The quirky maturity of January 2013 for the call gave an optically attractive spread since the deal was priced against the September 2014 Gilt.
However, the inverted curve meant that Bradford & Bingley was able to get an attractive level of around 33bp against Libor which was in line with where SEB priced its lower tier two this week at 33bp-32bp against Libor.
Bradford & Bingley's 2010 lower tier two and SEB's upper tier two with a 2010 call are trading in line with each other for the same maturity in the mid-60s over. The new deal was priced inside SEB since the Bradford & Bingley deal is for six years and one month while SEB's is for five years.
The order book was for just in excess of £700m. The issuer only wanted to raise £200m but to reduce disappointment was prepared to increase the deal to £250m. The allocation process was difficult nevertheless.
The distribution was almost exclusively to the UK, although we had some pockets of demand in Switzerland and Scandinavia. Having marketed the deal at the 82bp area over Gilts, we were able to price it at 80bp on the back of the strong demand which was further helped by the fact that Bradford & Bingley has called a deal with a 2006 call date.
Lehman Brothers — On November 1, Bradford & Bingley announced it had mandated Lehman and BNP Paribas for a sterling lower tier two transaction.
To update investors on the credit, a roadshow was scheduled in Scotland on November 13 and in London for the two following days. Demand for one-on-one meetings was considerable, with most investors indicating that they would have interest in the upcoming trade.
On Thursday (November 16) we went out with a January 2018 non-call January 2013, guidance of the Gilts plus 82 area, targeting a £200m transaction size.
The book built strongly over the day, with over £700m orders received by the time books closed at 5pm. The vast majority of the book comprised UK real money insurance companies and asset managers. Given the level of oversubscription, the issuer decided that to respond to investors' support for the transaction, the size would be increased to £250m (this latter figure representing the maximum amount of lower tier two Bradford & Bingley could raise).
On Friday November 17, the guidance was refined to Gilts plus 80bp and £250m was duly printed. All investors reconfirmed their orders at the new level. We saw follow-on demand from UK real money investors and closed the bonds Gilts plus 79bp-77bp.
To gauge relative value, accounts considered both outstanding Bradford & Bingley issues. The 5.625% perpetual non-call 2013 upper tier two at Gilts plus 89bp and other UK bank credits such as the Nationwide 5.25% 2018 non-call 2013 lower tier two at Gilts plus 76bp.

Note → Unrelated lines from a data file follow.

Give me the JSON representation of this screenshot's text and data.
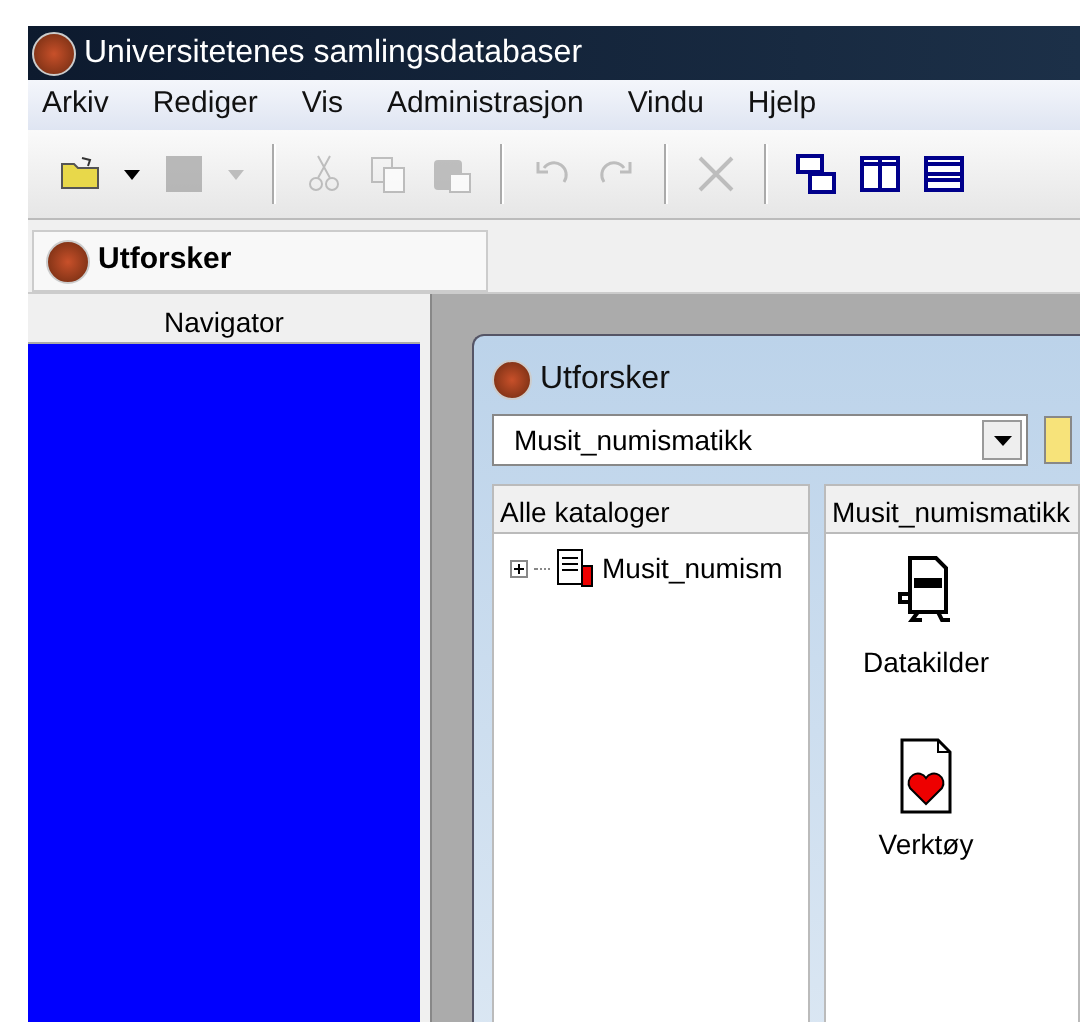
{
  "window": {
    "title": "Universitetenes samlingsdatabaser"
  },
  "menu": [
    "Arkiv",
    "Rediger",
    "Vis",
    "Administrasjon",
    "Vindu",
    "Hjelp"
  ],
  "toolbar": [
    {
      "kind": "open",
      "disabled": false
    },
    {
      "kind": "dropdown",
      "disabled": false
    },
    {
      "kind": "square",
      "disabled": true
    },
    {
      "kind": "dropdown",
      "disabled": true
    },
    {
      "kind": "sep"
    },
    {
      "kind": "cut",
      "disabled": true
    },
    {
      "kind": "copy",
      "disabled": true
    },
    {
      "kind": "paste",
      "disabled": true
    },
    {
      "kind": "sep"
    },
    {
      "kind": "undo",
      "disabled": true
    },
    {
      "kind": "redo",
      "disabled": true
    },
    {
      "kind": "sep"
    },
    {
      "kind": "delete",
      "disabled": true
    },
    {
      "kind": "sep"
    },
    {
      "kind": "cascade",
      "disabled": false
    },
    {
      "kind": "tile-v",
      "disabled": false
    },
    {
      "kind": "tile-h",
      "disabled": false
    }
  ],
  "doc_tabs": [
    {
      "label": "Utforsker",
      "selected": true
    }
  ],
  "navigator": {
    "title": "Navigator"
  },
  "explorer": {
    "title": "Utforsker",
    "database": "Musit_numismatikk",
    "tree": {
      "header": "Alle kataloger",
      "items": [
        {
          "label": "Musit_numism",
          "expanded": false
        }
      ]
    },
    "list": {
      "header": "Musit_numismatikk",
      "items": [
        {
          "kind": "datasource",
          "label": "Datakilder"
        },
        {
          "kind": "tools",
          "label": "Verktøy"
        }
      ]
    }
  }
}
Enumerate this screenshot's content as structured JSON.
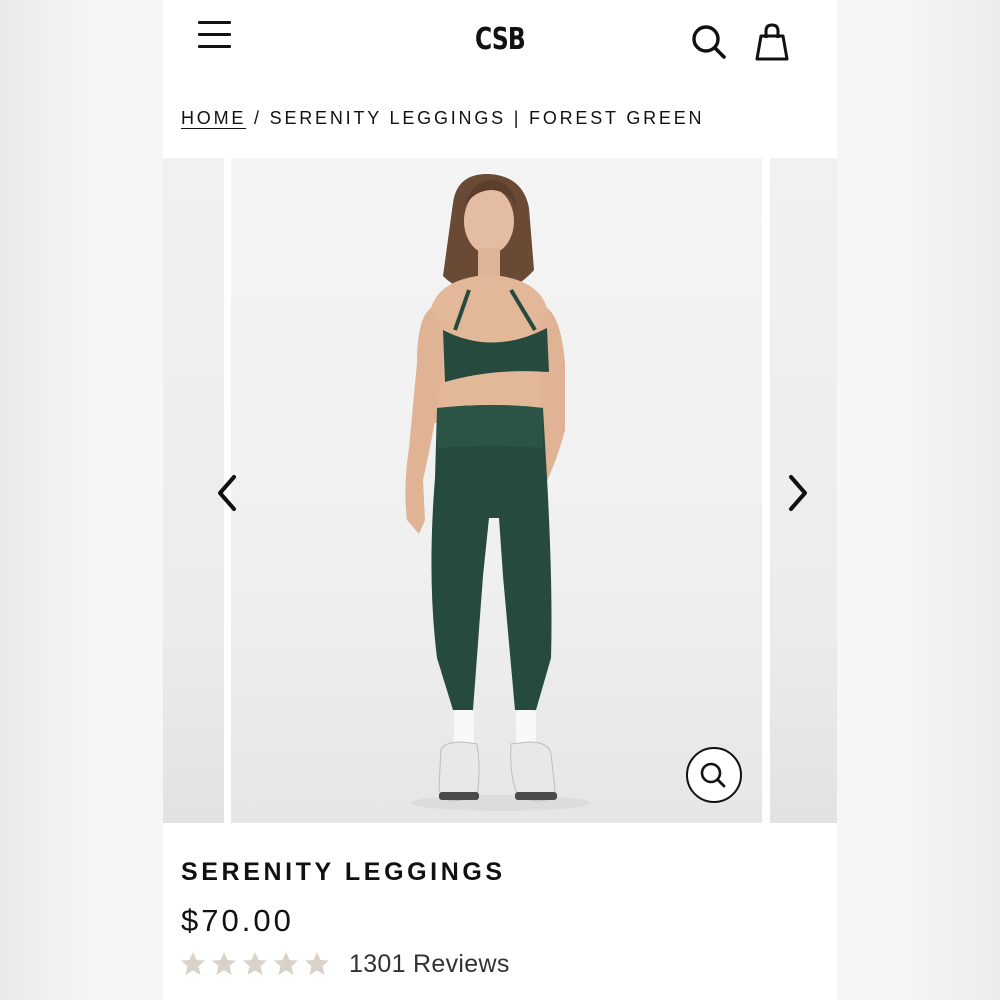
{
  "header": {
    "logo_text": "CSB",
    "icons": {
      "menu": "hamburger-menu-icon",
      "search": "search-icon",
      "cart": "shopping-bag-icon"
    }
  },
  "breadcrumb": {
    "home_label": "HOME",
    "separator": "/",
    "current_label": "SERENITY LEGGINGS | FOREST GREEN"
  },
  "gallery": {
    "icons": {
      "prev": "chevron-left-icon",
      "next": "chevron-right-icon",
      "zoom": "magnifier-icon"
    }
  },
  "product": {
    "title": "SERENITY LEGGINGS",
    "price": "$70.00",
    "rating_stars": 5,
    "reviews_label": "1301 Reviews"
  },
  "colors": {
    "text": "#111111",
    "star": "#d9d2c8",
    "garment": "#264a3e"
  }
}
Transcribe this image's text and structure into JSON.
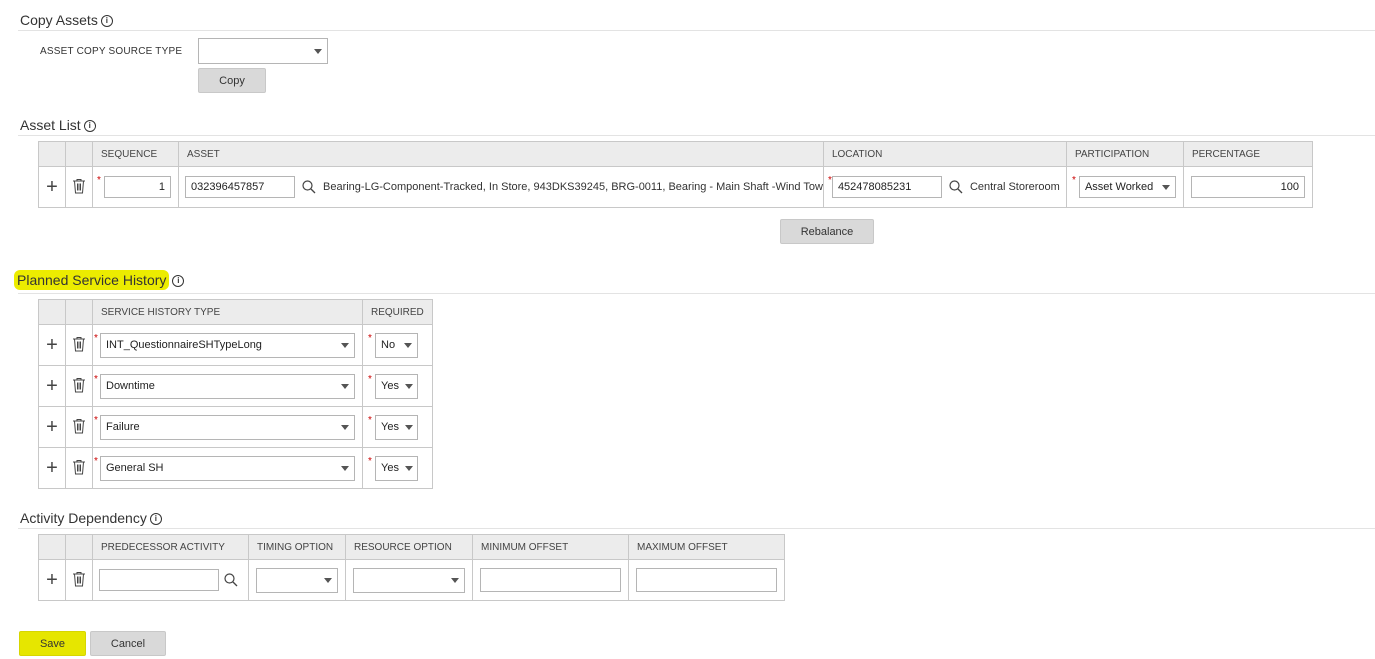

A differential of approximately 10bp between upper tier two and lower tier two in this part of the curve was considered fair value.
Another reference investors were looking at was the differential between Bradford & Bingley 2010 lower tier two and SEB's upper tier two with a step up in 2010 which were trading at Gilts plus 63bp and Gilts plus 64bp respectively.
The new SEB perpetual non-call five year upper tier two came at Libor plus 34bp while the new Bradford & Bingley lower tier two priced at Libor plus 33bp — confirming the relationship seen in 2010 whereby SEB upper tier two trades broadly flat to Bradford & Bingley lower tier two.
If anything, the longer economic maturity of the new Bradford and Bingley versus the new SEB implies that Bradford & Bingley lower tier two now trades a few basis points tighter than SEB upper tier two.
"...Bradford & Bingley is quite a difficult name to sell and the issuer recognises that and therefore went out with a price guidance that would appeal to investors.
Furthermore, the 12 year maturity is not the easiest and investors' appetite is more concentrated in 10 years. However, with the right guidance, the transaction appeared to have been well received."